How big is the gender gap in the 2016 Democratic nomination race?
In the Iowa caucuses, Clinton won a majority of the women’s vote, capturing the support of 53 percent of women, according to the exit poll.
That’s not the gender gap; the gap is between how well she did among men versus how well she did among women. According to those polls, only 44 percent of male Democratic caucus-goers went for Clinton, giving her a nine-point gender gap. That nine points measures how much better she did among women than among men.
Even in New Hampshire, Clinton did better among women than men. There her gender gap was even larger: 12 percentage points. Clinton won the votes of 44 percent of women and only 32 percent of men. The gap was the same in the Nevada caucuses: 13 points, with 57 percent of female and 44 percent of male Democratic voters saying they chose Clinton.
In other words, Clinton’s 2016 gender gap so far is much like her gender gap in the 2008 presidential primaries, when nine percent (on average) more women voted for her than did men.
Did a gender gap occur in other Democratic primary contests?
Of course, male candidates can have a gender gap among their voters, as well.
In presidential primary voting from 1980 to 2000, my research finds a gender gap in about one-fourth of the Democratic primaries. The strongest came in in 2000, when in half the primary contests, women were five percentage points more likely than men to vote for Al Gore. That was quite different from the gap during Gore’s 1988 run; in that contest, more men than women voted for him 38 percent of the time. Perhaps women preferred Gore more when he was the establishment candidate in 2000 than when he was the Southern candidate in 1988. Or maybe men changed their minds about Gore.
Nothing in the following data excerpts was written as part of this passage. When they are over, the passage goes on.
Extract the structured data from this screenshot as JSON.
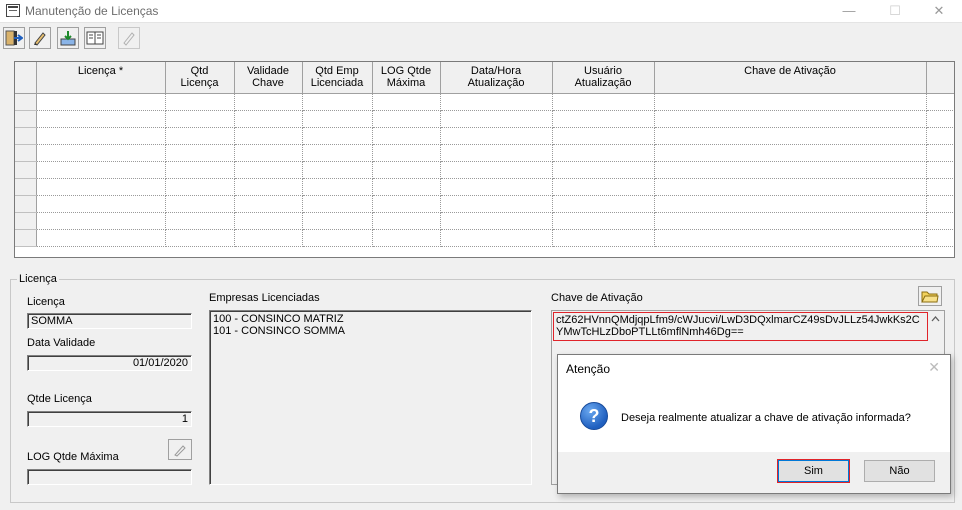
{
  "window": {
    "title": "Manutenção de Licenças",
    "minimize": "—",
    "maximize": "☐",
    "close": "✕"
  },
  "grid": {
    "columns": [
      {
        "l1": "",
        "l2": ""
      },
      {
        "l1": "Licença *",
        "l2": ""
      },
      {
        "l1": "Qtd",
        "l2": "Licença"
      },
      {
        "l1": "Validade",
        "l2": "Chave"
      },
      {
        "l1": "Qtd Emp",
        "l2": "Licenciada"
      },
      {
        "l1": "LOG Qtde",
        "l2": "Máxima"
      },
      {
        "l1": "Data/Hora",
        "l2": "Atualização"
      },
      {
        "l1": "Usuário",
        "l2": "Atualização"
      },
      {
        "l1": "Chave de Ativação",
        "l2": ""
      },
      {
        "l1": "",
        "l2": ""
      }
    ],
    "row_count": 9
  },
  "licenca": {
    "legend": "Licença",
    "licenca_label": "Licença",
    "licenca_value": "SOMMA",
    "data_validade_label": "Data Validade",
    "data_validade_value": "01/01/2020",
    "qtde_licenca_label": "Qtde Licença",
    "qtde_licenca_value": "1",
    "log_qtde_maxima_label": "LOG Qtde Máxima",
    "log_qtde_maxima_value": "",
    "empresas_label": "Empresas Licenciadas",
    "empresas": [
      "100 - CONSINCO MATRIZ",
      "101 - CONSINCO SOMMA"
    ],
    "chave_label": "Chave de Ativação",
    "chave_value": "ctZ62HVnnQMdjqpLfm9/cWJucvi/LwD3DQxlmarCZ49sDvJLLz54JwkKs2CYMwTcHLzDboPTLLt6mflNmh46Dg=="
  },
  "dialog": {
    "title": "Atenção",
    "close": "✕",
    "message": "Deseja realmente atualizar a chave de ativação informada?",
    "yes": "Sim",
    "no": "Não"
  }
}
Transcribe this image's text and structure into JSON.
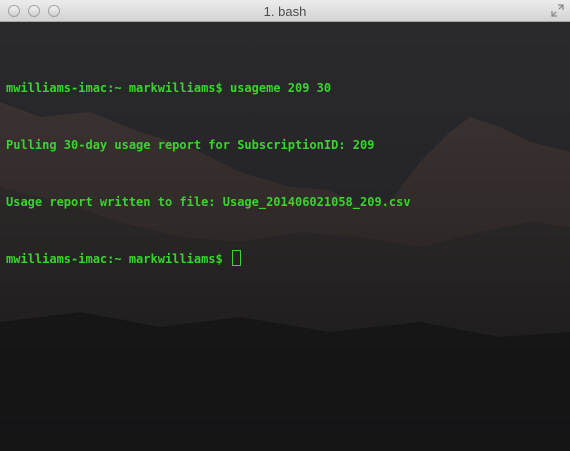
{
  "window": {
    "title": "1. bash"
  },
  "icons": {
    "close": "close-button",
    "minimize": "minimize-button",
    "zoom": "zoom-button",
    "fullscreen": "fullscreen-arrows-icon"
  },
  "colors": {
    "terminal_text": "#39d42e",
    "titlebar": "#e0e0e0",
    "background": "#1a1a1a"
  },
  "terminal": {
    "lines": [
      "mwilliams-imac:~ markwilliams$ usageme 209 30",
      "Pulling 30-day usage report for SubscriptionID: 209",
      "Usage report written to file: Usage_201406021058_209.csv"
    ],
    "prompt": "mwilliams-imac:~ markwilliams$ "
  }
}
We’ve seen gender gaps in other Democratic contests, as well. When Ted Kennedy challenged Jimmy Carter in 1980, more female than male voters favored him in one-third of the primaries. Jesse Jackson did better with female primary voters in 1984 and 1988; that’s because more African American women voted than did African American men. Finally, men preferred Jerry Brown’s populist message in 1992 more than women did, in 20 percent of the primaries.
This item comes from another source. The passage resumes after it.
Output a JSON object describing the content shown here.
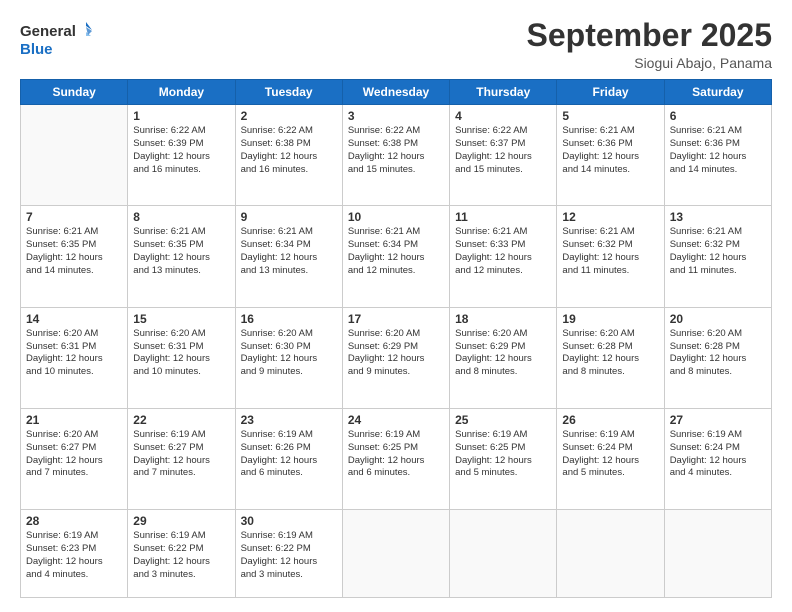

Are there gender gaps in the Republican primaries?
Yes. In the 2016 Republican primaries, women and men voted relatively evenly for all the candidates in the Iowa and Nevada caucuses.
But in New Hampshire and South Carolina, more men than women preferred Donald Trump. In New Hampshire, Trump had a five-point advantage from men; 38 percent of male voters and only 33 percent of female voters chose him. In South Carolina, Trump had a seven-point advantage among men, gaining the votes of 36 percent of men but only 29 percent of women.
In the past, Republican primary voters were more likely to have a gender gap than were Democratic primary voters, with a gender gap in one-third of GOP primaries between 1980 and 2000. The biggest gap came in 1992: George H. W. Bush had an 11-point advantage from women, and Pat Buchanan had an 11-point advantage among men. Women also preferred George W. Bush more than did men in 43 percent of the 2000 primaries, while men were more likely to support John McCain. In 1988, Pat Robertson benefited from the fact that more women preferred a religious candidate.
Perhaps Republican women are more likely to prefer establishment candidates while Republican men are more likely to back outsider candidates. What’s more, women voting in these primaries are more ideologically moderate than their male counterparts.
Why is there a gender gap at all?
Different attitudes on compassion issues explain part of the gender gap. Women are slightly more likely than men to want the government to help people in need. The flip side of that difference comes on use-of-force issues; women are less likely than men to want their government to send in the military.
There’s a gender gap for party identification, as well. Thirty-seven percent of women are Democrats compared to 26 percent of men, for a gap of 11 points. That didn’t happen because more women became Democrats. Rather, since the 1960s men have become increasingly conservative and moved into the Republican Party.
How exactly will the gender gap break in the 2016 election? We shall soon find out.
Barbara Norrander is a professor in the School of Government and Public Policy at the University of Arizona and the author of “The Imperfect Primary: Oddities, Biases and Strengths in U.S. Presidential Nomination Politics.”